If this Agreement is terminated pursuant to clause (i), (ii), (iii) or
(v) of this Section 4(a), such termination shall be effective immediately. If
this Agreement is terminated pursuant to clause (iv) or (vi) of this Section
4(a), such termination shall be effective thirty (30) days after delivery of the
notice of termination.
(b) "Cause" Defined. "Cause" means:
(i) Executive has breached the provisions of Section 5 or 7 of
this Agreement in any material respect and has failed to cure such
breach within thirty (30) days after receipt of written notice of
default from the Company;
(ii) Executive has engaged in willful and material misconduct,
including, without limitation, willful and material failure to perform
Executive's duties as an officer or executive of the Company or Parent
and has failed to cure such failure or misconduct within thirty (30)

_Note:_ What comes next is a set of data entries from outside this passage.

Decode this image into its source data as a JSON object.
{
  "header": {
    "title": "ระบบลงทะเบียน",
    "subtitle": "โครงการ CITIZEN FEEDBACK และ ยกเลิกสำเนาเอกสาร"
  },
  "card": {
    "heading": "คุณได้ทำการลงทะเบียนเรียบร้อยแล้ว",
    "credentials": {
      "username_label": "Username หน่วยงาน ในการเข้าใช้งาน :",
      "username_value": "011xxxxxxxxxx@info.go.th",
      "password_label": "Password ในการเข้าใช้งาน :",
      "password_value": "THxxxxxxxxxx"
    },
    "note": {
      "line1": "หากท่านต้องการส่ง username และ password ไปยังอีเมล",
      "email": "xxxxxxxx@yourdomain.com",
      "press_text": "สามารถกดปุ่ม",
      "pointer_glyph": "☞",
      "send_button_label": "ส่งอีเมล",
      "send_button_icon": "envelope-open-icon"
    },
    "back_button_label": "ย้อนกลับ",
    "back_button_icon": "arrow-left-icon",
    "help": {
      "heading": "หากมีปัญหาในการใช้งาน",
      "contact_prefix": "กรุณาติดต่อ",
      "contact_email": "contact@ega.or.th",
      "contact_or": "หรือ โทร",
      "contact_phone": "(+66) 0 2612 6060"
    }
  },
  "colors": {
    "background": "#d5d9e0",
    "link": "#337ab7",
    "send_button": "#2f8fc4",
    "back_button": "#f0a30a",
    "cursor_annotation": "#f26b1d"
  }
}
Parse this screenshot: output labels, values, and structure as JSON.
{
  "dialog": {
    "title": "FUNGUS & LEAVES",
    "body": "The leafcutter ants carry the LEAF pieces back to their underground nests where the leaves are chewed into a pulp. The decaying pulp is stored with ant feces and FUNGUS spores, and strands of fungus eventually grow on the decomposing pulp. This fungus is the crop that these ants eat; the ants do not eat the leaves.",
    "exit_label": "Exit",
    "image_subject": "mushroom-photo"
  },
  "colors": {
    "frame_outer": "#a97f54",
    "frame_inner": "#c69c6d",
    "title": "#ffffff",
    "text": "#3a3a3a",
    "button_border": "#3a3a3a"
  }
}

days after receipt of written notice of default from the Company;
(iii) Executive has committed fraud, misappropriation or
embezzlement in connection with the Company's or Parent's business; or
(iv) Executive has been convicted or has pleaded nolo
contendere to any act constituting a felony under the laws of any state
or of the United States of America, or any crime involving moral
turpitude that causes material harm to the Company or Parent.
In the event that the Company terminates Executive's employment for
"cause" pursuant to clause (iii) of Section 4(a) and Executive objects in
writing to the Board of Directors' determination that there was proper "cause"
for such termination within thirty (30) days after Executive is notified of such
termination, the matter shall be resolved by arbitration in accordance with the
provisions of Section 8(a). If Executive fails to object to any such
determination of "cause" in writing within such thirty (30) day period, he shall
be deemed to have waived his right to object to that determination. If such
arbitration determines that there was not proper "cause" for termination, such
termination shall be deemed to be a termination pursuant to clause (iv) of
Section 4(a), and Executive's sole remedy shall be to receive the wage
continuation benefits contemplated by Section 4(f).
(c) Effect of Termination. Notwithstanding any termination of this
Agreement, Executive, in consideration of his employment hereunder to the date
of such termination, shall remain bound by the provisions of this Agreement
which specifically relate to periods, activities or obligations upon or
subsequent to the termination of Executive's employment.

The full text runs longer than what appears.